If ever there were a time for alternative funds to shine, it would be now. And some of them are actually doing that.
The Dow Jones industrial average has been gyrating like a dozen hamsters in an exercise wheel. Thursday, the blue-chip index tumbled more than 1,000 points, falling 3.75%. It's at times like this that investors — and advisers — turn toward funds that offer some downside protection.
Which is exactly what alternative funds, or alts, try to do, by using hedge-fund strategies to reduce risk in a falling market. Long-short funds, for example, bet against weak stocks — a strategy that may make money in a bull market, but almost certainly will in a bear market. Market-neutral funds try to eliminate any correlation to a stock market benchmark, such as the Standard & Poor's 500, and make gains only on their individual stock holdings.
Unfortunately, over the past 12 months, few people have wanted to reduce risk. In 2017, for example, long-short funds only attracted $1.7 billion in assets, while market-neutral funds saw just $84 million in net new flows, according to Morningstar Inc. All told, alt funds welcomed $3 billion in net new assets last year, according to Morningstar — considerably better than the $119 billion net outflow from stock funds, but far worse than the $271 billion inflow to bonds.
"When volatility was low, it was hard to have any use for alternative funds," said Cleo Chang, senior vice president for alternative investments at American Century Investments. But the stock market's recent unpleasantness may make some investors more interested in them. Long-short stock funds have fallen 1.44% over the past week, while the S&P 500 has fallen 5%, including reinvested interest.
Top long-short this year: ProShares Long Online/Short Stores (CLIX), which is up 13% and admittedly not your typical long/short strategy. It shorts shares of brick-and-mortar stores and goes long on online retailers. A more diversified offering is Absolute Capital Opportunities (CAPOX), which is up 10.4%.
Knowing which stocks to short and which to go long isn't easy, and many funds just aren't very good at it. "Not every team that can manage a long fund can manage a long-short fund," Ms. Chang said.
Probabilities Fund (PROTX), for example, shed 13.78% this week. And the three largest long-short funds (Boston Partners Long/Short Research, AQR Long-Short Equity and Diamond Hill Long-Short) are all down more than 4% this week, although all three have fallen less than the S&P 500.
Long-short credit funds, which use a similar strategy for bonds, have also fared well, despite a steep rise in the 10-year Treasury note yield this year. The average long-short credit fund has gained 0.29% this year, according to Morningstar.
These funds find bonds that are not well-correlated to the overall bond market, such as bank loans and mortgage-backed securities, Ms. Chang said. "Some — but not all — are floating-rate securities," she said.
Many of the most popular market-neutral fund have weathered the week pretty well. (Thursday's dismal losses are not reflected in these numbers).

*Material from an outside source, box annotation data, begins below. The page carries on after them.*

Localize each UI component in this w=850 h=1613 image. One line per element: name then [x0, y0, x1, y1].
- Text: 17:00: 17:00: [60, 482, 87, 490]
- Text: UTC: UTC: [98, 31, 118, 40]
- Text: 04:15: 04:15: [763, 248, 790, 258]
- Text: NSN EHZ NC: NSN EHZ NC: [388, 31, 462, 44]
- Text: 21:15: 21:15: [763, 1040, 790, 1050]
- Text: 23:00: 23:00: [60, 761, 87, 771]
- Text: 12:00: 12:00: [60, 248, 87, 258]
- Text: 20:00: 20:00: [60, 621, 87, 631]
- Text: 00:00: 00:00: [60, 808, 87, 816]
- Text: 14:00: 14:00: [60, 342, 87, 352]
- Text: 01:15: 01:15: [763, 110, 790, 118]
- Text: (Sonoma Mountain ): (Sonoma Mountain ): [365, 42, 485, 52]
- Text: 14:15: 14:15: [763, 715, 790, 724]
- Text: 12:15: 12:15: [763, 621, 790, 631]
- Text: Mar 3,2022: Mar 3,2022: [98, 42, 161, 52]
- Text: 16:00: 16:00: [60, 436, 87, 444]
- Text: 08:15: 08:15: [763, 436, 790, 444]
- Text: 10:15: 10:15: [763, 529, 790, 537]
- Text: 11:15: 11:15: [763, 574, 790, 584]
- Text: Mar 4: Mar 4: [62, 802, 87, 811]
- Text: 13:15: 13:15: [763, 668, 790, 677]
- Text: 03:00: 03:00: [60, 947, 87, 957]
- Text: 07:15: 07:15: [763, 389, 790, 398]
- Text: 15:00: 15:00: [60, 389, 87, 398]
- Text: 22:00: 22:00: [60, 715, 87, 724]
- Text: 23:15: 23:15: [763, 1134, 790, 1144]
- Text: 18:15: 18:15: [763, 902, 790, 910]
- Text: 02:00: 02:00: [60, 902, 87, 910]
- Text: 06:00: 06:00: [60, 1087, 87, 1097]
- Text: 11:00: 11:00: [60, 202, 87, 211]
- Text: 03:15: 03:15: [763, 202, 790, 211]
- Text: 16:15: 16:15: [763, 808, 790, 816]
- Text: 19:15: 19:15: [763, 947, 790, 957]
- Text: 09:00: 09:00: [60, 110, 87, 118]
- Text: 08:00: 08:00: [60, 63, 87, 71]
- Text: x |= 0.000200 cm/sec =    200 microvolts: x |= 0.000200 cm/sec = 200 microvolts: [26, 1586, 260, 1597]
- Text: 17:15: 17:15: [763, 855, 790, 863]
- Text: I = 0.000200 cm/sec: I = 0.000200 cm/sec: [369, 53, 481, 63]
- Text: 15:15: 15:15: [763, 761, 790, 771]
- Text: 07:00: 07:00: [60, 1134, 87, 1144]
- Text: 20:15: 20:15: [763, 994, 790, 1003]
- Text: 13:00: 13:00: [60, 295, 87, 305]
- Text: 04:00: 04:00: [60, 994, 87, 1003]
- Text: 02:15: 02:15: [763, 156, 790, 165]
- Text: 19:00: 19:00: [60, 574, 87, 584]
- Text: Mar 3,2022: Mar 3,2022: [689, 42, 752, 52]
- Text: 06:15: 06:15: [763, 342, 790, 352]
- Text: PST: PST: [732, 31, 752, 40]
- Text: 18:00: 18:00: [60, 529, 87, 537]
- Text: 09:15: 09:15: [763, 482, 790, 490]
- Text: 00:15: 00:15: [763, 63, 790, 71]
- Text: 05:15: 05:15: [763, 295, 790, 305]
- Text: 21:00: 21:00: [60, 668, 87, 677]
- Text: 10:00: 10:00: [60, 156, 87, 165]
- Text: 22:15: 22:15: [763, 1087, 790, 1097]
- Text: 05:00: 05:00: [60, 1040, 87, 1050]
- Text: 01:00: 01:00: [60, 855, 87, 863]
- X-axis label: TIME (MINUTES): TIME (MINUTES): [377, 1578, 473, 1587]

Calamos Market Neutral Income, for example, the largest market-neutral fund, has fallen just 0.07% in the past week. While the fund has gained just 4.86% a year over the past three years — as opposed to 19.3% for the S&P 500 — investors who have held on are probably feeling grateful.
Of course, this kind of volatile market also breeds catastrophes. One exchange-traded note, which Morningstar categorizes with alt funds, collapsed under the market's breathtaking volatility. And the ironically named LJM Preservation and Growth fund (LJMAX), has plunged 82% this year — including a 57% drop this week alone.
Nevertheless, look for more investors to start asking about alts in these difficult times — particularly Baby Boomers, who not only have more money at risk, but less time left to lose it.
"They should soothe investors who have more of an adverse tolerance for risk," Ms. Chang said, "particularly if we were to go into a severe market break."